The simplest explanation is that the end of active persecution by the Roman state provided a challenge to a Church that had seen martyrdom as the noblest expression of faith, not just because dying for a cause is always effective, but also because being martyred was imitating the life of Jesus. The extremes of the ascetic life were a response: create something as difficult and disagreeable as dying and you too can be as heroic as the martyrs were. While this is generally viable, it does not explain why
silence
became such a central form of asceticism. There are lots of other more spectacular disciplines, as the early Church set out to demonstrate.
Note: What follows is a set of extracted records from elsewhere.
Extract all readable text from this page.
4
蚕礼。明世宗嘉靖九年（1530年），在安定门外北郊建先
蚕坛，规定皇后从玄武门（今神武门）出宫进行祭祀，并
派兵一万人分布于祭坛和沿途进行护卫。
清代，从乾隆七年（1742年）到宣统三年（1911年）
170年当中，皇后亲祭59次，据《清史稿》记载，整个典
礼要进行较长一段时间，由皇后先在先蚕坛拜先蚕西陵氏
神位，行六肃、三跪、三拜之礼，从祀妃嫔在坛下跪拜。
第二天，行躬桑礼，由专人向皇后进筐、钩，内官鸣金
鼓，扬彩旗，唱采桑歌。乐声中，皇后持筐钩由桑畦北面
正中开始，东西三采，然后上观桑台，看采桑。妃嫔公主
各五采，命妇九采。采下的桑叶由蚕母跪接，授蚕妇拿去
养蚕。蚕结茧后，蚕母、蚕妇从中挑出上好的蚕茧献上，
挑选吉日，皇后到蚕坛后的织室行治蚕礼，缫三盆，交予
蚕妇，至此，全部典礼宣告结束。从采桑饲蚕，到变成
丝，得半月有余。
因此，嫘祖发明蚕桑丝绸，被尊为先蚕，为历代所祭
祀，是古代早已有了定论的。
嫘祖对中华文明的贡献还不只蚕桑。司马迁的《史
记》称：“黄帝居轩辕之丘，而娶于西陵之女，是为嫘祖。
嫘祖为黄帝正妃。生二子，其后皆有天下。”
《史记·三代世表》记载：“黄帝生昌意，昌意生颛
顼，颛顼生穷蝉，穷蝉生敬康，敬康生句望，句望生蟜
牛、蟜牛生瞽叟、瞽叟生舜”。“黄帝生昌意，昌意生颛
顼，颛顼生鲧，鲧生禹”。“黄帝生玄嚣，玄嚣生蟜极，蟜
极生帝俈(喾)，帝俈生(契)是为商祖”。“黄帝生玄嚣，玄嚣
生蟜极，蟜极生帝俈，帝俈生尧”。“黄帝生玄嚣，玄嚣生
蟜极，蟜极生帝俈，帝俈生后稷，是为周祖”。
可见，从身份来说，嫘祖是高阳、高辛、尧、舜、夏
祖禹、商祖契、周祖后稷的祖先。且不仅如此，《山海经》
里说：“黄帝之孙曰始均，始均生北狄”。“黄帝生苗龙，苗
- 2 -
Rowan Williams, the Archbishop of Canterbury, has suggested that early Christian spirituality was highly experimental: sit on a pillar, nest in a tree, live in a desert, dance, study, fast, don’t speak and so on –
and see what that
does for your interior life and your relationship with God
. In the light of the actual physical and psychological effects of silence it seems reasonable to suppose that silence emerged as an effective instrument for inducing profound experiences, and for lowering the barriers between the self and the Other – the resurrected Christ.
Peter Brown, in
The Body and Society
, has suggested that some of the impetus towards Christian chastity and virginity (now interpreted mainly as body hatred and dualism) in fact arose partly from a radical refusal to participate in or support the Roman Empire. For women virginity meant childlessness and refusing to have babies was a clear way of expressing contempt for the system, especially as the
Empire had a worrying population shortfall. If this is correct, it might be worth remembering that public speaking (rhetoric) was another key citizens’ duty and the central focus of a Roman education: silence, like virginity, was a critical stance.